Sedangkan BIN butuh orang itu ditangkap dan atau ditahan. Maka penegak hukum wajib menangkap orang itu sesuai permintaan bantuan -perintah- BIN. Jika penegak hukum itu menolak akan bisa menyalahi UU. Meski memang dalam hal ini polisi juga harus menaati UU lainnya yang melarang dilakukan penangkapan dan atau penahanan tanmpa adanya bukti awal yang cukup. Itu artinya meski wajib membantu BIN tetapi jika untuk menangkap atau menahan bisa saja polisi menolaknya. Apalagi lagi dalam praktiknya seringkali terjadi ‘permainan kotor’ antar instansi pemerintah atau negara untuk kepentingan penguasa.
Keenam, mekanisme pengaduan dan gugatan bagi individu yang merasa dilanggar haknya oleh kerja-kerja lembaga intelijen belum dijelaskan detil. Di Pasal 15 memang dinyatakan: (1) Setiap orang yang dirugikan akibat dari pelaksanaan fungsi Intelijen dapat mengajukan permohonan rehabilitasi, kompensasi, dan restitusi. (2) Permohonan sebagaimana dimaksud pada ayat (1) dilaksanakan sesuai dengan ketentuan peraturan perundang-undangan. Pertanyaannya, bagaimana mekanisme pengajuan rehabilitasi, kompensasi dan restitusi itu dilakukan?
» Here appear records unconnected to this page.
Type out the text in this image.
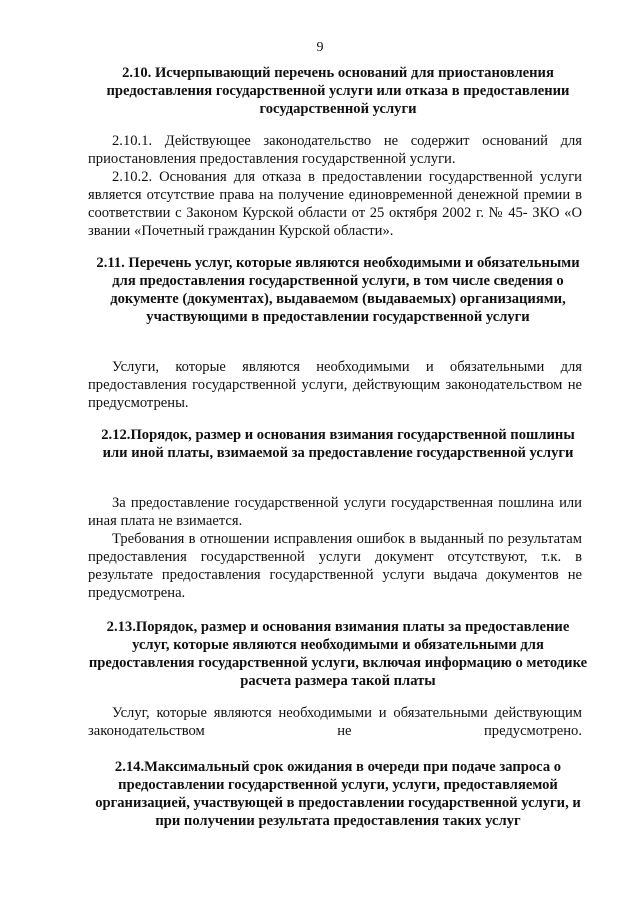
9
2.10. Исчерпывающий перечень оснований для приостановления предоставления государственной услуги или отказа в предоставлении государственной услуги
2.10.1. Действующее законодательство не содержит оснований для приостановления предоставления государственной услуги.
2.10.2. Основания для отказа в предоставлении государственной услуги является отсутствие права на получение единовременной денежной премии в соответствии с Законом Курской области от 25 октября 2002 г. № 45- ЗКО «О звании «Почетный гражданин Курской области».
2.11. Перечень услуг, которые являются необходимыми и обязательными для предоставления государственной услуги, в том числе сведения о документе (документах), выдаваемом (выдаваемых) организациями, участвующими в предоставлении государственной услуги
Услуги, которые являются необходимыми и обязательными для предоставления государственной услуги, действующим законодательством не предусмотрены.
2.12.Порядок, размер и основания взимания государственной пошлины или иной платы, взимаемой за предоставление государственной услуги
За предоставление государственной услуги государственная пошлина или иная плата не взимается.
Требования в отношении исправления ошибок в выданный по результатам предоставления государственной услуги документ отсутствуют, т.к. в результате предоставления государственной услуги выдача документов не предусмотрена.
2.13.Порядок, размер и основания взимания платы за предоставление услуг, которые являются необходимыми и обязательными для предоставления государственной услуги, включая информацию о методике расчета размера такой платы
Услуг, которые являются необходимыми и обязательными действующим законодательством не предусмотрено.
2.14.Максимальный срок ожидания в очереди при подаче запроса о предоставлении государственной услуги, услуги, предоставляемой организацией, участвующей в предоставлении государственной услуги, и при получении результата предоставления таких услуг
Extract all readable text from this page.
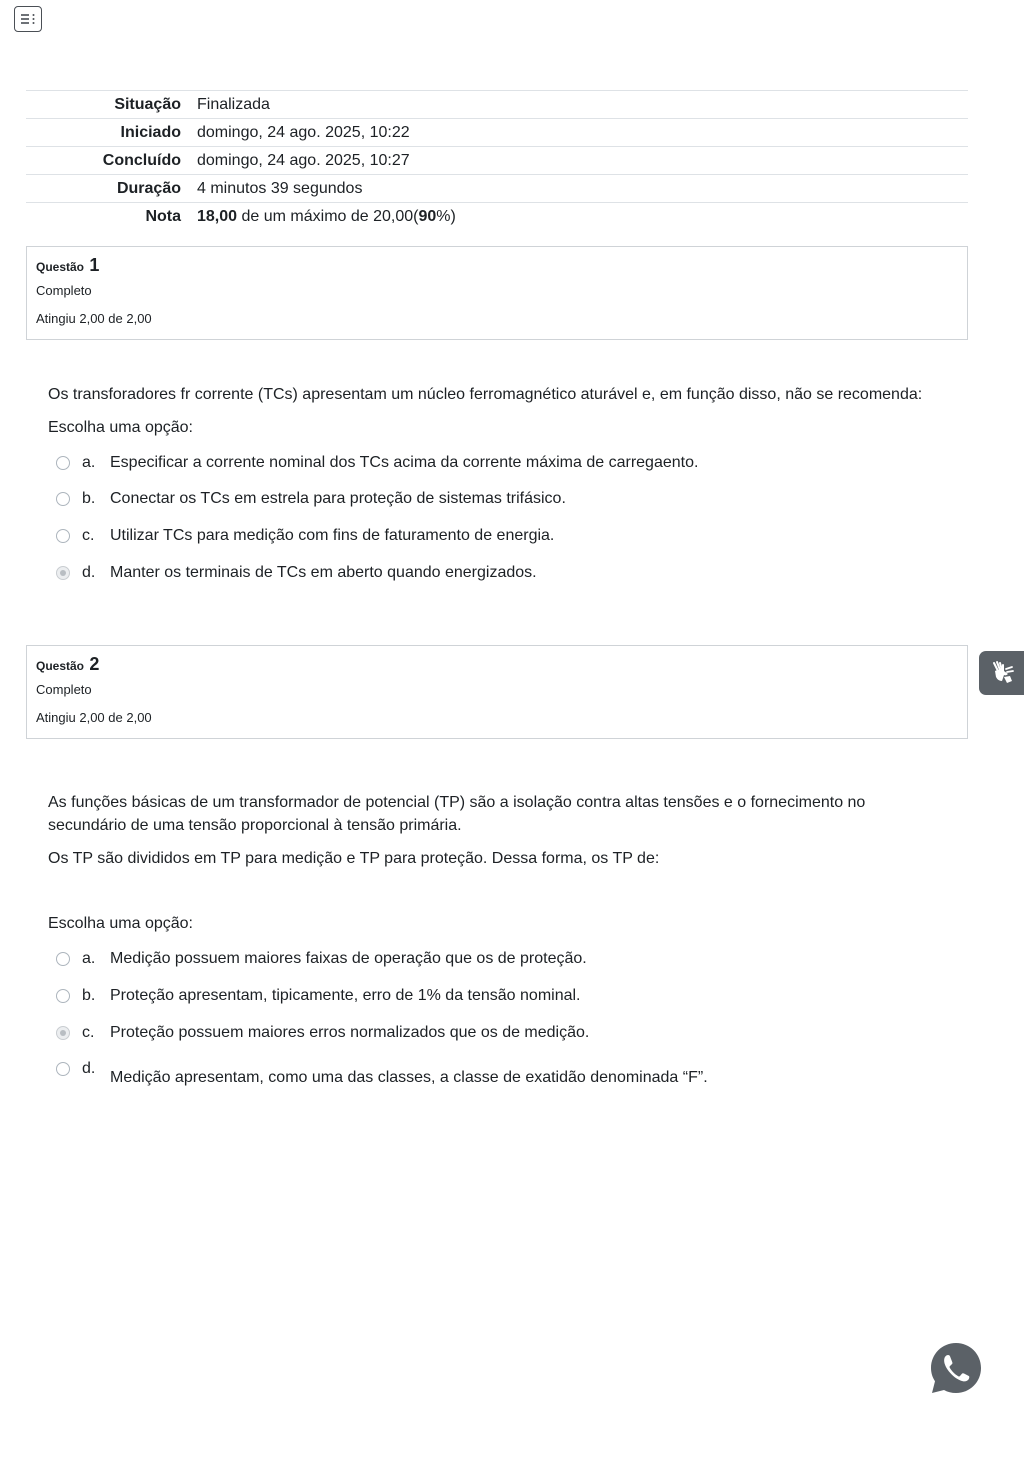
Situação	Finalizada
Iniciado	domingo, 24 ago. 2025, 10:22
Concluído	domingo, 24 ago. 2025, 10:27
Duração	4 minutos 39 segundos
Nota	18,00 de um máximo de 20,00(90%)
Questão 1
Completo
Atingiu 2,00 de 2,00

Os transforadores fr corrente (TCs) apresentam um núcleo ferromagnético aturável e, em função disso, não se recomenda:

Escolha uma opção:
a. Especificar a corrente nominal dos TCs acima da corrente máxima de carregaento.
b. Conectar os TCs em estrela para proteção de sistemas trifásico.
c. Utilizar TCs para medição com fins de faturamento de energia.
d. Manter os terminais de TCs em aberto quando energizados.
Questão 2
Completo
Atingiu 2,00 de 2,00

As funções básicas de um transformador de potencial (TP) são a isolação contra altas tensões e o fornecimento no secundário de uma tensão proporcional à tensão primária.

Os TP são divididos em TP para medição e TP para proteção. Dessa forma, os TP de:

Escolha uma opção:
a. Medição possuem maiores faixas de operação que os de proteção.
b. Proteção apresentam, tipicamente, erro de 1% da tensão nominal.
c. Proteção possuem maiores erros normalizados que os de medição.
d.
Medição apresentam, como uma das classes, a classe de exatidão denominada “F”.
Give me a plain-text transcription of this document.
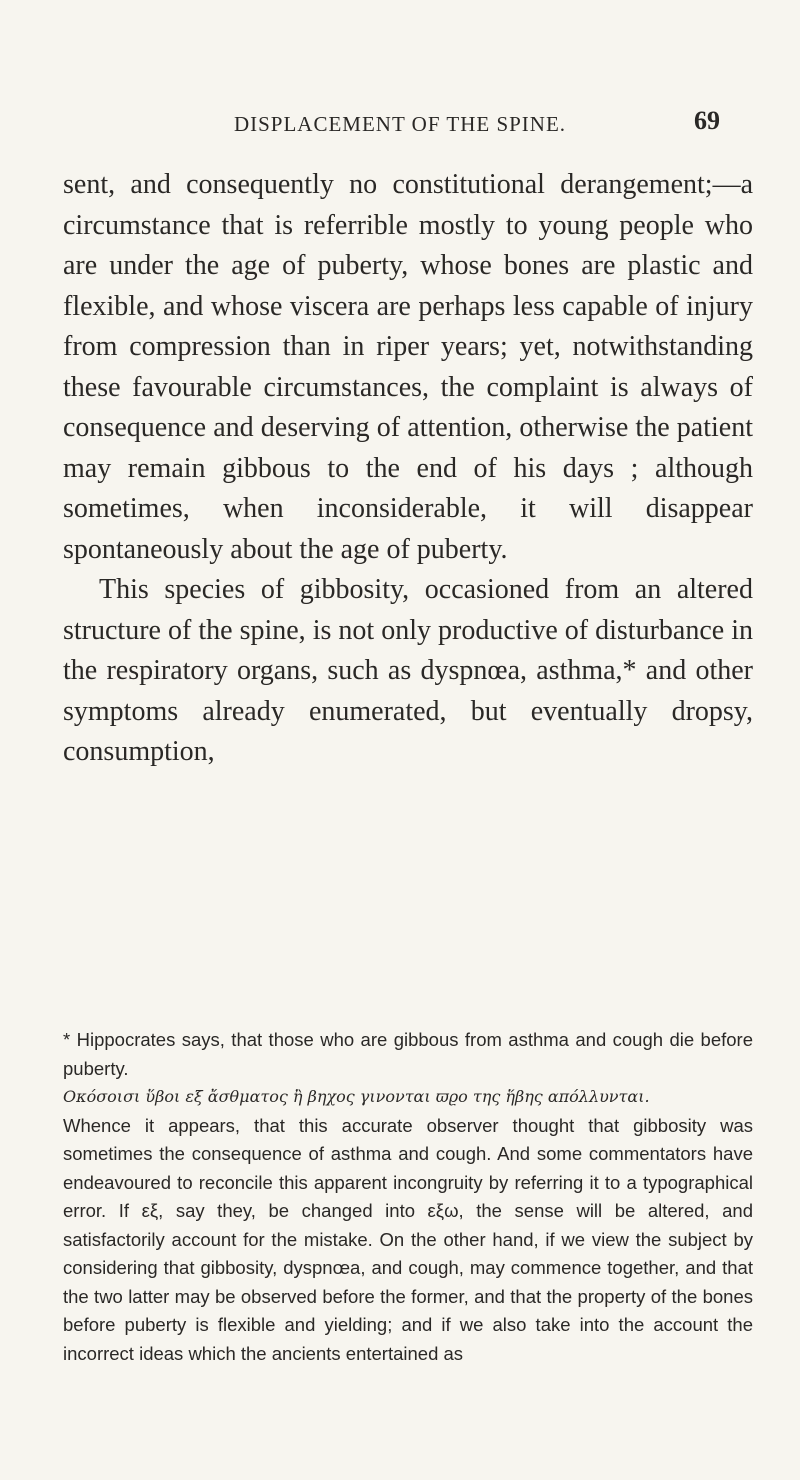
DISPLACEMENT OF THE SPINE.	69

sent, and consequently no constitutional derangement;—a circumstance that is referrible mostly to young people who are under the age of puberty, whose bones are plastic and flexible, and whose viscera are perhaps less capable of injury from compression than in riper years; yet, notwithstanding these favourable circumstances, the complaint is always of consequence and deserving of attention, otherwise the patient may remain gibbous to the end of his days ; although sometimes, when inconsiderable, it will disappear spontaneously about the age of puberty.

This species of gibbosity, occasioned from an altered structure of the spine, is not only productive of disturbance in the respiratory organs, such as dyspnœa, asthma,* and other symptoms already enumerated, but eventually dropsy, consumption,

* Hippocrates says, that those who are gibbous from asthma and cough die before puberty.

Οκόσοισι ὕβοι εξ ἄσθματος ἢ βηχος γινονται ϖϱο της ἥβης απόλλυνται.

Whence it appears, that this accurate observer thought that gibbosity was sometimes the consequence of asthma and cough. And some commentators have endeavoured to reconcile this apparent incongruity by referring it to a typographical error. If εξ, say they, be changed into εξω, the sense will be altered, and satisfactorily account for the mistake. On the other hand, if we view the subject by considering that gibbosity, dyspnœa, and cough, may commence together, and that the two latter may be observed before the former, and that the property of the bones before puberty is flexible and yielding; and if we also take into the account the incorrect ideas which the ancients entertained as
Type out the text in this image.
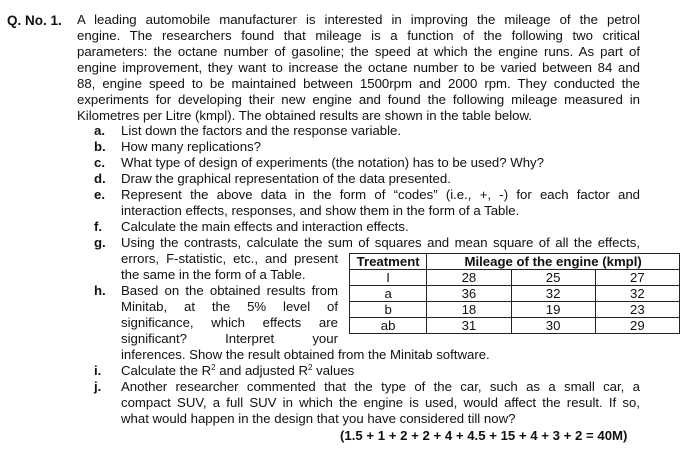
Q. No. 1. A leading automobile manufacturer is interested in improving the mileage of the petrol
engine. The researchers found that mileage is a function of the following two critical
parameters: the octane number of gasoline; the speed at which the engine runs. As part of
engine improvement, they want to increase the octane number to be varied between 84 and
88, engine speed to be maintained between 1500rpm and 2000 rpm. They conducted the
experiments for developing their new engine and found the following mileage measured in
Kilometres per Litre (kmpl). The obtained results are shown in the table below.
a.	List down the factors and the response variable.
b.	How many replications?
c.	What type of design of experiments (the notation) has to be used? Why?
d.	Draw the graphical representation of the data presented.
e.	Represent the above data in the form of “codes” (i.e., +, -) for each factor and
interaction effects, responses, and show them in the form of a Table.
f.	Calculate the main effects and interaction effects.
g.	Using the contrasts, calculate the sum of squares and mean square of all the effects,
errors, F-statistic, etc., and present
the same in the form of a Table.
h.	Based on the obtained results from
Minitab, at the 5% level of
significance, which effects are
significant? Interpret your
inferences. Show the result obtained from the Minitab software.
i.	Calculate the $R^2$ and adjusted $R^2$ values
j.	Another researcher commented that the type of the car, such as a small car, a
compact SUV, a full SUV in which the engine is used, would affect the result. If so,
what would happen in the design that you have considered till now?
Treatment	Mileage of the engine (kmpl)		
I	28	25	27
a	36	32	32
b	18	19	23
ab	31	30	29
(1.5 + 1 + 2 + 2 + 4 + 4.5 + 15 + 4 + 3 + 2 = 40M)
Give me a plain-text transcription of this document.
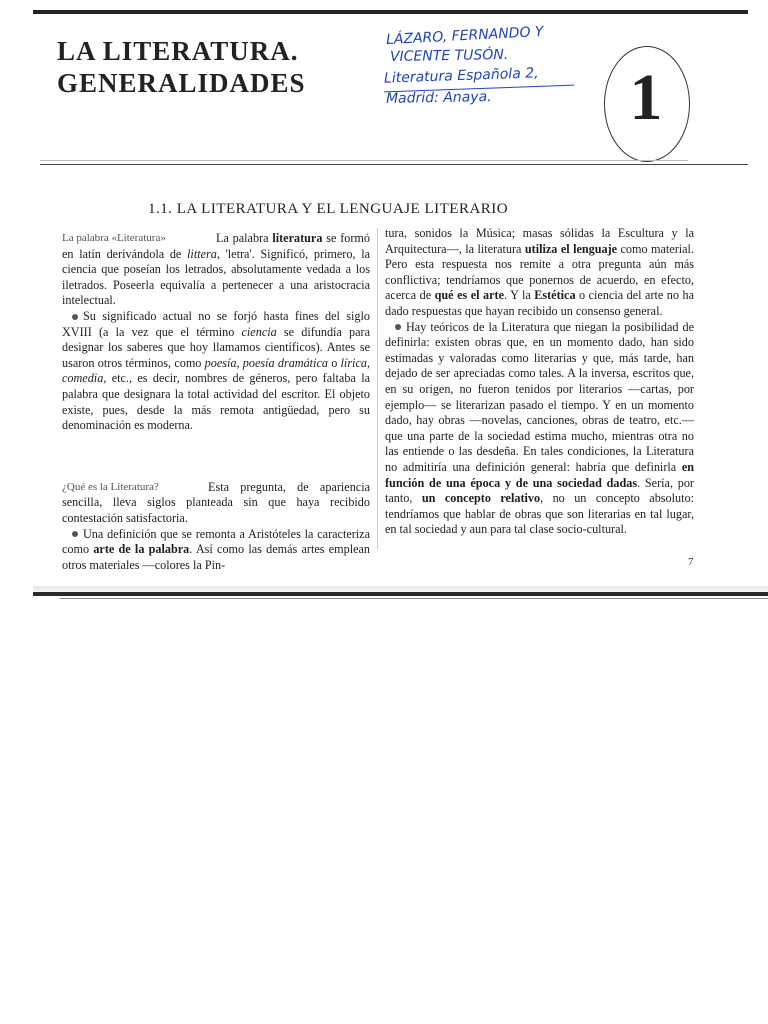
LA LITERATURA.
GENERALIDADES
LÁZARO, FERNANDO Y
VICENTE TUSÓN.
Literatura Española 2,
Madrid: Anaya.	1
1.1. LA LITERATURA Y EL LENGUAJE LITERARIO

La palabra «Literatura»	La palabra literatura se formó en latín derivándola de littera, 'letra'. Significó, primero, la ciencia que poseían los letrados, absolutamente vedada a los iletrados. Poseerla equivalía a pertenecer a una aristocracia intelectual.

Su significado actual no se forjó hasta fines del siglo XVIII (a la vez que el término ciencia se difundía para designar los saberes que hoy llamamos científicos). Antes se usaron otros términos, como poesía, poesía dramática o lírica, comedia, etc., es decir, nombres de géneros, pero faltaba la palabra que designara la total actividad del escritor. El objeto existe, pues, desde la más remota antigüedad, pero su denominación es moderna.

¿Qué es la Literatura?	Esta pregunta, de apariencia sencilla, lleva siglos planteada sin que haya recibido contestación satisfactoria.

Una definición que se remonta a Aristóteles la caracteriza como arte de la palabra. Así como las demás artes emplean otros materiales —colores la Pin-

tura, sonidos la Música; masas sólidas la Escultura y la Arquitectura—, la literatura utiliza el lenguaje como material. Pero esta respuesta nos remite a otra pregunta aún más conflictiva; tendríamos que ponernos de acuerdo, en efecto, acerca de qué es el arte. Y la Estética o ciencia del arte no ha dado respuestas que hayan recibido un consenso general.

Hay teóricos de la Literatura que niegan la posibilidad de definirla: existen obras que, en un momento dado, han sido estimadas y valoradas como literarias y que, más tarde, han dejado de ser apreciadas como tales. A la inversa, escritos que, en su origen, no fueron tenidos por literarios —cartas, por ejemplo— se literarizan pasado el tiempo. Y en un momento dado, hay obras —novelas, canciones, obras de teatro, etc.— que una parte de la sociedad estima mucho, mientras otra no las entiende o las desdeña. En tales condiciones, la Literatura no admitiría una definición general: habría que definirla en función de una época y de una sociedad dadas. Sería, por tanto, un concepto relativo, no un concepto absoluto: tendríamos que hablar de obras que son literarias en tal lugar, en tal sociedad y aun para tal clase socio-cultural.

7
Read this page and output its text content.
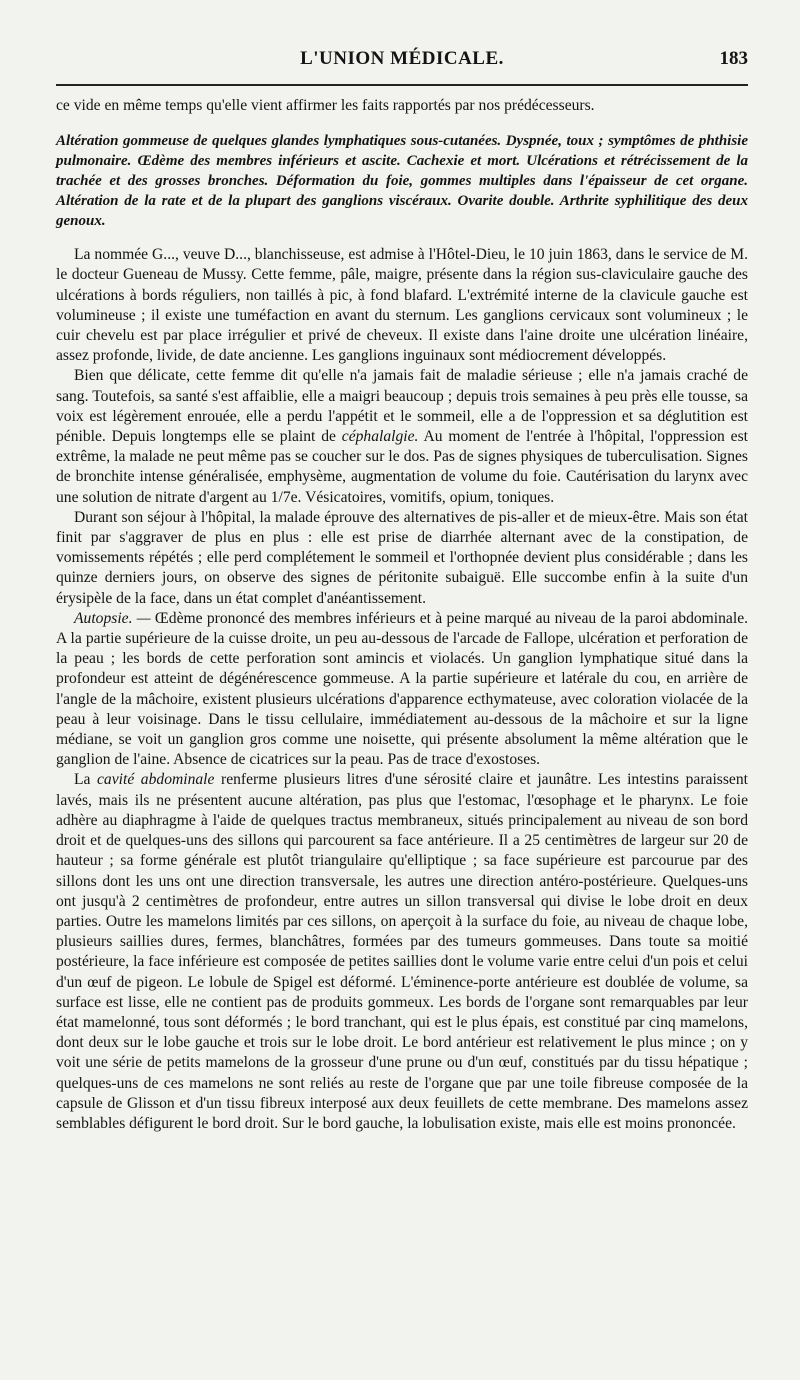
L'UNION MÉDICALE.	183

ce vide en même temps qu'elle vient affirmer les faits rapportés par nos prédécesseurs.

Altération gommeuse de quelques glandes lymphatiques sous-cutanées. Dyspnée, toux ; symptômes de phthisie pulmonaire. Œdème des membres inférieurs et ascite. Cachexie et mort. Ulcérations et rétrécissement de la trachée et des grosses bronches. Déformation du foie, gommes multiples dans l'épaisseur de cet organe. Altération de la rate et de la plupart des ganglions viscéraux. Ovarite double. Arthrite syphilitique des deux genoux.

La nommée G..., veuve D..., blanchisseuse, est admise à l'Hôtel-Dieu, le 10 juin 1863, dans le service de M. le docteur Gueneau de Mussy. Cette femme, pâle, maigre, présente dans la région sus-claviculaire gauche des ulcérations à bords réguliers, non taillés à pic, à fond blafard. L'extrémité interne de la clavicule gauche est volumineuse ; il existe une tuméfaction en avant du sternum. Les ganglions cervicaux sont volumineux ; le cuir chevelu est par place irrégulier et privé de cheveux. Il existe dans l'aine droite une ulcération linéaire, assez profonde, livide, de date ancienne. Les ganglions inguinaux sont médiocrement développés.

Bien que délicate, cette femme dit qu'elle n'a jamais fait de maladie sérieuse ; elle n'a jamais craché de sang. Toutefois, sa santé s'est affaiblie, elle a maigri beaucoup ; depuis trois semaines à peu près elle tousse, sa voix est légèrement enrouée, elle a perdu l'appétit et le sommeil, elle a de l'oppression et sa déglutition est pénible. Depuis longtemps elle se plaint de céphalalgie. Au moment de l'entrée à l'hôpital, l'oppression est extrême, la malade ne peut même pas se coucher sur le dos. Pas de signes physiques de tuberculisation. Signes de bronchite intense généralisée, emphysème, augmentation de volume du foie. Cautérisation du larynx avec une solution de nitrate d'argent au 1/7e. Vésicatoires, vomitifs, opium, toniques.

Durant son séjour à l'hôpital, la malade éprouve des alternatives de pis-aller et de mieux-être. Mais son état finit par s'aggraver de plus en plus : elle est prise de diarrhée alternant avec de la constipation, de vomissements répétés ; elle perd complétement le sommeil et l'orthopnée devient plus considérable ; dans les quinze derniers jours, on observe des signes de péritonite subaiguë. Elle succombe enfin à la suite d'un érysipèle de la face, dans un état complet d'anéantissement.

Autopsie. — Œdème prononcé des membres inférieurs et à peine marqué au niveau de la paroi abdominale. A la partie supérieure de la cuisse droite, un peu au-dessous de l'arcade de Fallope, ulcération et perforation de la peau ; les bords de cette perforation sont amincis et violacés. Un ganglion lymphatique situé dans la profondeur est atteint de dégénérescence gommeuse. A la partie supérieure et latérale du cou, en arrière de l'angle de la mâchoire, existent plusieurs ulcérations d'apparence ecthymateuse, avec coloration violacée de la peau à leur voisinage. Dans le tissu cellulaire, immédiatement au-dessous de la mâchoire et sur la ligne médiane, se voit un ganglion gros comme une noisette, qui présente absolument la même altération que le ganglion de l'aine. Absence de cicatrices sur la peau. Pas de trace d'exostoses.

La cavité abdominale renferme plusieurs litres d'une sérosité claire et jaunâtre. Les intestins paraissent lavés, mais ils ne présentent aucune altération, pas plus que l'estomac, l'œsophage et le pharynx. Le foie adhère au diaphragme à l'aide de quelques tractus membraneux, situés principalement au niveau de son bord droit et de quelques-uns des sillons qui parcourent sa face antérieure. Il a 25 centimètres de largeur sur 20 de hauteur ; sa forme générale est plutôt triangulaire qu'elliptique ; sa face supérieure est parcourue par des sillons dont les uns ont une direction transversale, les autres une direction antéro-postérieure. Quelques-uns ont jusqu'à 2 centimètres de profondeur, entre autres un sillon transversal qui divise le lobe droit en deux parties. Outre les mamelons limités par ces sillons, on aperçoit à la surface du foie, au niveau de chaque lobe, plusieurs saillies dures, fermes, blanchâtres, formées par des tumeurs gommeuses. Dans toute sa moitié postérieure, la face inférieure est composée de petites saillies dont le volume varie entre celui d'un pois et celui d'un œuf de pigeon. Le lobule de Spigel est déformé. L'éminence-porte antérieure est doublée de volume, sa surface est lisse, elle ne contient pas de produits gommeux. Les bords de l'organe sont remarquables par leur état mamelonné, tous sont déformés ; le bord tranchant, qui est le plus épais, est constitué par cinq mamelons, dont deux sur le lobe gauche et trois sur le lobe droit. Le bord antérieur est relativement le plus mince ; on y voit une série de petits mamelons de la grosseur d'une prune ou d'un œuf, constitués par du tissu hépatique ; quelques-uns de ces mamelons ne sont reliés au reste de l'organe que par une toile fibreuse composée de la capsule de Glisson et d'un tissu fibreux interposé aux deux feuillets de cette membrane. Des mamelons assez semblables défigurent le bord droit. Sur le bord gauche, la lobulisation existe, mais elle est moins prononcée.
Ketujuh, RUU Intelijen tidak mengatur dengan jelas mekanisme kontrol dan pengawasan yang tegas, kuat dan permanen terhadap semua aspek dalam ruang lingkup fungsi dan kerja intelijen (termasuk penggunaan anggaran). Akibatnya, intelijen memungkinkan akan menjadi “super body” yang tidak bisa dikontrol dan bisa dijadikan alat kepentingan politik status quo.
Memang di Pasal 43 dinyatakan ketentuan Komisi DPR yang menangani bidang Intelijen jika memerlukan pendalaman dalam hal melakukan pengawasan bisa membentuk tim pengawas tetap beranggotakan 13 orang. Tim ini diberi wewenang menindaklanjuti pengaduan masyarakat terkait aktivitas penyelenggaran Intelijen yang melanggar peraturan perundangan. Tim juga bisa melakukan penyelidikan atas hal itu.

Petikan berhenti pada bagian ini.